Karl-Friedrich Kreitner 1, Tilman Emrich 1, Kai-Helge Schmidt 2, Christoph Düber 1Patient
25 years, female
A 25-years-old female patient was admitted to CPU because of chest pain during exercise, weakness, nausea, vomiting and headache. Laboratory data showed increased troponin I (889 pg/ml) and brain natriuretic peptide (BNP) (3000 pg/ml). Coronary angiography excluded significant CAD. Cardiac MR and an abdominal CT scan were performed subsequently.
Cine Imaging in four- and three-chamber views shows dysfunctioning of the apical and midventricular left ventricular myocardium with discrete dyskinesia (Fig. 1a,1b, videos). The basal segments of the LV do not display any regional wall motion abnormalities.
TIRM-Imaging (Figs. 2a, 2b) and T1-Mapping (Figs. 3a, 3b) in the same projections delineate oedematous changes of the dysfunctioning myocardial segments going along with prolonged T1-relaxation times.
LGE imaging in the four-chamber-view (Fig. 4) precludes myocardial infarction as there is no relevant enhancement visible in the dysfunctioning myocardial segments.
In all imaging sequences, a thrombus formation in the apex of the left ventricle is illustrated (Video 1,2, Figs. 1-5).
The coronal reformat of an abdominal CT scan (Fig. 5) shows wedge-shaped perfusion defects especially in the right kidney and a solid tumour arising from the left adrenal gland.

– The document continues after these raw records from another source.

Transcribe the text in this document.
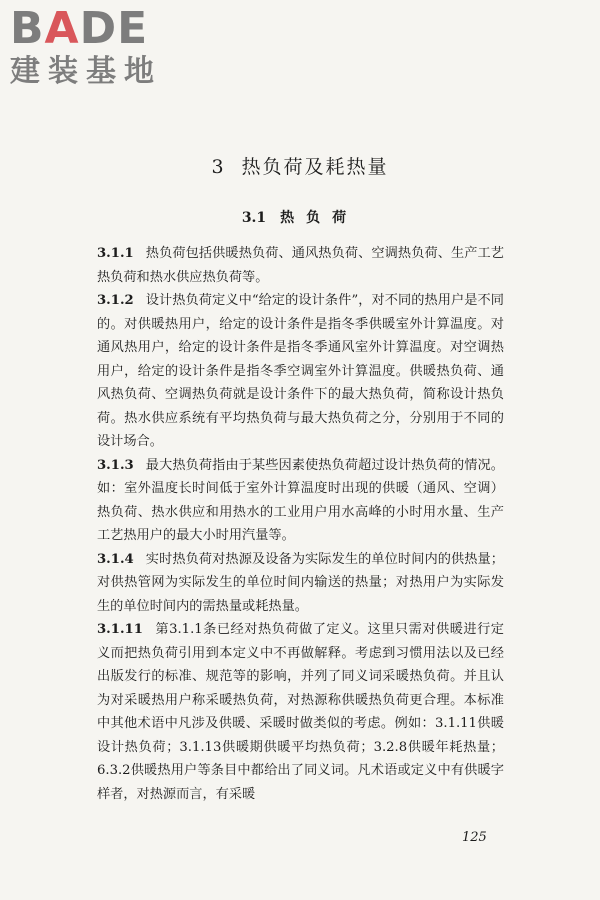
BADE
建装基地
3 热负荷及耗热量
3.1 热负荷

3.1.1 热负荷包括供暖热负荷、通风热负荷、空调热负荷、生产工艺热负荷和热水供应热负荷等。

3.1.2 设计热负荷定义中“给定的设计条件”，对不同的热用户是不同的。对供暖热用户，给定的设计条件是指冬季供暖室外计算温度。对通风热用户，给定的设计条件是指冬季通风室外计算温度。对空调热用户，给定的设计条件是指冬季空调室外计算温度。供暖热负荷、通风热负荷、空调热负荷就是设计条件下的最大热负荷，简称设计热负荷。热水供应系统有平均热负荷与最大热负荷之分，分别用于不同的设计场合。

3.1.3 最大热负荷指由于某些因素使热负荷超过设计热负荷的情况。如：室外温度长时间低于室外计算温度时出现的供暖（通风、空调）热负荷、热水供应和用热水的工业用户用水高峰的小时用水量、生产工艺热用户的最大小时用汽量等。

3.1.4 实时热负荷对热源及设备为实际发生的单位时间内的供热量；对供热管网为实际发生的单位时间内输送的热量；对热用户为实际发生的单位时间内的需热量或耗热量。

3.1.11 第3.1.1条已经对热负荷做了定义。这里只需对供暖进行定义而把热负荷引用到本定义中不再做解释。考虑到习惯用法以及已经出版发行的标准、规范等的影响，并列了同义词采暖热负荷。并且认为对采暖热用户称采暖热负荷，对热源称供暖热负荷更合理。本标准中其他术语中凡涉及供暖、采暖时做类似的考虑。例如：3.1.11供暖设计热负荷；3.1.13供暖期供暖平均热负荷；3.2.8供暖年耗热量；6.3.2供暖热用户等条目中都给出了同义词。凡术语或定义中有供暖字样者，对热源而言，有采暖

125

Pheochromocytoma and paraganglioma are tumours which overproduce catecholamines, and therefore may cause acute takotsubo-like catecholamine-induced cardiomyopathy. This can be found in up to 3% of patients with secreting pheochromocytoma and paraganglioma .
In contrast to “classical” Takotsubo cardiomyopathy (TTC), patients with pheochromocytoma triggered TTC are significantly younger, and an identifiable antecedent stressor like acute medical illness, intense physical or emotional stress is much rarer (66% in classical TTC versus 29% in pheochrocytoma triggered TTC). Pheochromocytoma TTC has a higher prevalence of basal wall-motion abnormalities (up to 30% of cases), and up to 20 % of patients demonstrate global wall-motion abnormalities [2,3]. However, also in pheochromocytoma induced TTC, there is a predominance of women but in a significantly lower percentage (70% in pheochromocytoma induced TTC versus 90 % in classical TTC).
The clinical presentation may be more severe with a higher prevalence of shock, pulmonary oedema and heart failure. Arterial hypertension may be present in up to 50% of patients [4,5]. Due to the echographic detection of an intraventricular thrombus and the clinical symptoms of nausea and headache, MRI of the head was performed in our patient which documented several cerebral emboli, that – fortunately - did not lead to persisting neurological deficits.
The pathophysiology of catecholamine excess in the myocardium includes functional hypoxia due to increased contractility and coronary spam leading to decreased blood flow, increased oxygen consumption and generation of oxidative stress. In TTC, excessive catecholamine stimulation triggers a switch in intracellular signal trafficking, from Gs protein to Gi protein signalling through the ß2-adrenoreceptors. This switch to ß2-adrenoreceptor-Gi protein signalling protects against the proapoptic effects of intense activation of ß1-adrenoreceptors, it is also negatively inotropic. This effect is greatest at the apical myocardium, due to the higher density of the ß2-adrenoreceptor .
In our patient, the catecholamine metabolites in urine including vanillylmandelic acid (103 mg/d [< 6.6mg/d], normetanephrine [>3000 µg/l], and metanephrine [>1000µg/l]) were strikingly increased. Until the time of adrenalectomy, the patient received therapeutic anticoagulation with unfractionated heparin, fluid substitution, If channel blocker and alpha1-receptor-blocker. Postoperatively, all symptoms disappeared, the left ventricle returned to normal function, and echocardiography documented complete remission of the ventricular thrombus.